The easiest way to do this is a simple paper-and-pencil calculation. Subtract your age from 220. The result is an age-predicted maximum beats per minute.

** This method does not take into account your fitness level or inherited genes, which can make your true maximum heart rate 10 to 20 beats per minute higher or lower than the age-predicted number.

2. Determine your resting heart rate:

Take your pulse before you get out of bed in the morning.

Grab a watch and find your pulse. You can locate your pulse either in your radial artery on your wrist or at your carotid artery in your neck. Choose the spot that works best for you.  The only trick to measuring your heart rate is that you must use the correct fingers to do the measuring. Your thumb has a light pulse and can create some confusion when you are counting your beats. It's best to use your index finger and middle finger together.  After you find the beat, you need to count how many beats occur within 60 seconds. The shortcut to this method is to count the number of beats in 30 seconds, and then to multiply that number by 2. This method gives you a 60-second count.  Example: You count 23 beats in 30 seconds: 23 x 2 = 46 beats per minute. Do this for several days in a row to ensure you get consistent readings.

** In general, the lower your resting heart rate, the more physically fit you are.  Some athletes have resting heart rates in the 40s. One way to see if your new workout is succeeding is to check your resting heart rate over a few months. See if it has increased, decreased, or remained the same.

3. Calculate your heart-rate reserve:


Subtract your heart's resting rate from your maximum rate.

For example, if you are 36 years old, subtract that number from 220; your maximum rate is 184. Next, subtract your resting heart rate, 46 (in this example.) Your heart-rate reserve is 138 beats per minute.  This heart-rate reserve represents the cushion heartbeats available for exercise, or the difference between your maximum heart rate and your resting heart rate.

4. Calculate your aerobic training heart-rate range for fat burning
:


This fat-burning range will lie between 50% and 75% of your heart-rate reserve.

Using the example above, 50% of 138 beats per minute is 69. And 75% of 138 is 104. Next, add your resting heart rate to both numbers: 69 + 46 = 115 and 104 + 46 = 150. Your heart rate during aerobic training that will most efficiently burn fat is 115 to 150 beats per minute.

5. Calculate your aerobic training heart rate for fitness
:


The range required to improve aerobic endurance is higher than that needed for fat burning, between 75% and 85% of your heart-rate reserve.

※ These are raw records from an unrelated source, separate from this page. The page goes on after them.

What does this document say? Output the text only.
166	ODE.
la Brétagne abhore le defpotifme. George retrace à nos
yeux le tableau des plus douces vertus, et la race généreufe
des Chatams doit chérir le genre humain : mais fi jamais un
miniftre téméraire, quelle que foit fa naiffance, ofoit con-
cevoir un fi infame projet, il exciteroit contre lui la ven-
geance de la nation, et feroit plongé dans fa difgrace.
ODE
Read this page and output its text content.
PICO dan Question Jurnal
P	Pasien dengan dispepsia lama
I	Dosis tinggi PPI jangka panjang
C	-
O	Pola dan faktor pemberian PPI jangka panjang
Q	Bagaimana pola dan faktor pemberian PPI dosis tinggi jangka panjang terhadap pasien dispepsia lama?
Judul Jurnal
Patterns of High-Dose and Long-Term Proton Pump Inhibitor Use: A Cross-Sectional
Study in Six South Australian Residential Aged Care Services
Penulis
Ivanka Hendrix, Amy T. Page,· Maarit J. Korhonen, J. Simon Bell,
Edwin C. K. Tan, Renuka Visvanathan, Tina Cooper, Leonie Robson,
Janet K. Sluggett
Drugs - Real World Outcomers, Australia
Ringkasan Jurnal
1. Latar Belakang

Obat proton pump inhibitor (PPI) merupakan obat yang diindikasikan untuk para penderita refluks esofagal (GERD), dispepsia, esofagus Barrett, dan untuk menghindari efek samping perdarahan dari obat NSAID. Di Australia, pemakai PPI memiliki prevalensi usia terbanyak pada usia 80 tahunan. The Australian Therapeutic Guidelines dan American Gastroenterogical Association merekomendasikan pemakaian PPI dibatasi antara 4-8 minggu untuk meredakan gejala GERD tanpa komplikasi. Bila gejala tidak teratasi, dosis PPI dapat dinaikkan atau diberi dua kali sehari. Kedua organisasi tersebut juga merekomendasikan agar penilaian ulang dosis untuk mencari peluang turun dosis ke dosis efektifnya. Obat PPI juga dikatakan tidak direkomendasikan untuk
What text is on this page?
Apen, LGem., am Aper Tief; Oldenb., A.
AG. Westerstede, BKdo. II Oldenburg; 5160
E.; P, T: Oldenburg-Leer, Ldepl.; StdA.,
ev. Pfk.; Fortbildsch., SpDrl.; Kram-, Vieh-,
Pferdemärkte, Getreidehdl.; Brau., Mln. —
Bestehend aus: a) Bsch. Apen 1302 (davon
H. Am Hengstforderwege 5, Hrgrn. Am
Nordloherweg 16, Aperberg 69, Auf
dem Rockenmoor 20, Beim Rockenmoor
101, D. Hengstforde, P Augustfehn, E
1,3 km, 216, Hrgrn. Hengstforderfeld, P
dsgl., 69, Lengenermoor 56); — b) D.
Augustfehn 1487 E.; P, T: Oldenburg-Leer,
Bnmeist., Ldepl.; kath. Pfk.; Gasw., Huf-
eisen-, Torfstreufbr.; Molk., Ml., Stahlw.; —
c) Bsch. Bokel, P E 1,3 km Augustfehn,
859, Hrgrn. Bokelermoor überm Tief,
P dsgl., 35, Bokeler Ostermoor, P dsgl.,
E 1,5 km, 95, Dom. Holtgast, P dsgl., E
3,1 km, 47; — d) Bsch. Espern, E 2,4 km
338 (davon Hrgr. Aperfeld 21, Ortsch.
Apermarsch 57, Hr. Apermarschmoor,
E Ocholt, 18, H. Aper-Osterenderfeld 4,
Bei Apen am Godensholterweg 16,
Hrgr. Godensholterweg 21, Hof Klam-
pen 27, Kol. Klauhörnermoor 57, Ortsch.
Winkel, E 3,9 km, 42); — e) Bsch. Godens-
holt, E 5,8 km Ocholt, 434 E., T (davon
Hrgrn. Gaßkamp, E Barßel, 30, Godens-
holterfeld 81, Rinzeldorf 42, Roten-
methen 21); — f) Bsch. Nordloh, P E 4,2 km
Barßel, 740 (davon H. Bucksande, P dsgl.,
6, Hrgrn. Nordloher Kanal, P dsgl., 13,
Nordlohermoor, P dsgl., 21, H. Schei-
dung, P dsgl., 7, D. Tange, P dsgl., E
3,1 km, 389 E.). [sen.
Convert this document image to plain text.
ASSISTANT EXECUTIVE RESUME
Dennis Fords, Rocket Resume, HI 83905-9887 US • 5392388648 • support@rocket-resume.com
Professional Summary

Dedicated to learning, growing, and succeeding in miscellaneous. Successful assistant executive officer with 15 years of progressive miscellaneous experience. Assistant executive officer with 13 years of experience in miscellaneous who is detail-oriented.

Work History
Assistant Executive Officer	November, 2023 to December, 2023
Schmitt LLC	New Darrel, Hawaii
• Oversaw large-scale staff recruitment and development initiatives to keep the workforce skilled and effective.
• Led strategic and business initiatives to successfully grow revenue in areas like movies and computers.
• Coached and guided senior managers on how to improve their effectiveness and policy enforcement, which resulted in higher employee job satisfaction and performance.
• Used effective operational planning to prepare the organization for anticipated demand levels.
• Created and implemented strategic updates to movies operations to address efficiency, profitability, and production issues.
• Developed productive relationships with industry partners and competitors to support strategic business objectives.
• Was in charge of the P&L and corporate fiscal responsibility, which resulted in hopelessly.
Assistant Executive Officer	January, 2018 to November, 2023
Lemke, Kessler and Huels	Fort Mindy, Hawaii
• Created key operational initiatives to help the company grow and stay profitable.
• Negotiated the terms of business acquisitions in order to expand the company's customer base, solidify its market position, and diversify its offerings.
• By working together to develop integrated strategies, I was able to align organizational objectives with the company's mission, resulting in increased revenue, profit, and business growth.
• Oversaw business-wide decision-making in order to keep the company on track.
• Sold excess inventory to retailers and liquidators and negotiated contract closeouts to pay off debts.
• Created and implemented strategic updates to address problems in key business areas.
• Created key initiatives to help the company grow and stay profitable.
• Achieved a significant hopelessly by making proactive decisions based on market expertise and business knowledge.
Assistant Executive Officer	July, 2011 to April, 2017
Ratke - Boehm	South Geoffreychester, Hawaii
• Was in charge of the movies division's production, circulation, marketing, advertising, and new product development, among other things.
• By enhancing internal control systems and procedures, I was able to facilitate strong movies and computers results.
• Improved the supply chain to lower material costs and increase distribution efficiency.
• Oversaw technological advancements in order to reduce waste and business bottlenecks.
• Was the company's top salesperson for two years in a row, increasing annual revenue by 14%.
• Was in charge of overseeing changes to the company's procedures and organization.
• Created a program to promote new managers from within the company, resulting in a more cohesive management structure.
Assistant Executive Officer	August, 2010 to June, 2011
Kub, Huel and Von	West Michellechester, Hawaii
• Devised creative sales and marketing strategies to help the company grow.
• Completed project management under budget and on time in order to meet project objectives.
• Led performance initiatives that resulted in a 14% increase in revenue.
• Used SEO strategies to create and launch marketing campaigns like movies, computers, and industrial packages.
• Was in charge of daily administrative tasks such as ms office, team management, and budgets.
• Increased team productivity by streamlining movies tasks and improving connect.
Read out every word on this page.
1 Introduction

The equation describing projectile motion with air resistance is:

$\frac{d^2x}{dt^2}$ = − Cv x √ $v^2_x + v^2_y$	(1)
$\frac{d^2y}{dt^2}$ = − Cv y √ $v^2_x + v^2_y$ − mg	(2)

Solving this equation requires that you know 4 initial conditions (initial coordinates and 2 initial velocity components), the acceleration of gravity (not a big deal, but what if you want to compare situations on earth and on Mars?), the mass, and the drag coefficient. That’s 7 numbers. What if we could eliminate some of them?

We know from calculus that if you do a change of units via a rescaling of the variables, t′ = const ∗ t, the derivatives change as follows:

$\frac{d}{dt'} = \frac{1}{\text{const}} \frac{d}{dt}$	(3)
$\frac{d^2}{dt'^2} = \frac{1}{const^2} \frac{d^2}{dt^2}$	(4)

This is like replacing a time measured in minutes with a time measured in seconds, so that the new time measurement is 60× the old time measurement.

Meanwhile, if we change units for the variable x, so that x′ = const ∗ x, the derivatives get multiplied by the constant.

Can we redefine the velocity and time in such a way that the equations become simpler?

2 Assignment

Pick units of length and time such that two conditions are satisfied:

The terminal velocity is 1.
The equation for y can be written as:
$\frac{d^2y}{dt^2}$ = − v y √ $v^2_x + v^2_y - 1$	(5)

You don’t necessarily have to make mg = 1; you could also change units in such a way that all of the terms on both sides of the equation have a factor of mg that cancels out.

Again using the previous example, 75% of the heart-rate reserve of 138 is 104, and 85% is 117.
Re-add your resting heart rate to both numbers:  104 + 46 = 150 and 117 + 46 = 163.  To improve your aerobic endurance, you need to aim for between 150 and 163 heartbeats per minute.

6. Calculate your aerobic-anaerobic threshold heart-rate range:



This range represents the upper limits of aerobic exercise, the point just before you push yourself into exhaustive anaerobic work. Exercising at this intensity is usually done to improve athletic performance.

The range to accomplish this task lies between 85% and 90% of your heart-rate reserve. Again, using the example of a person with a heart-rate reserve of 138 and following the same math process as in previous steps: your aerobic-anaerobic threshold would be 163 to 170 beats per minute.

** Be advised that operating at this intensity level will not burn body fat.

7. Calculate your anaerobic training heart-rate range
:

This is all-out effort and represents 90% to 100% of the cushion of your heart-rate reserve. The goal here is to go as fast as you can for as long as you can.

Using the same example, anything from 170 beats per minute to your maximum of 184 beats per minute becomes pure anaerobic training.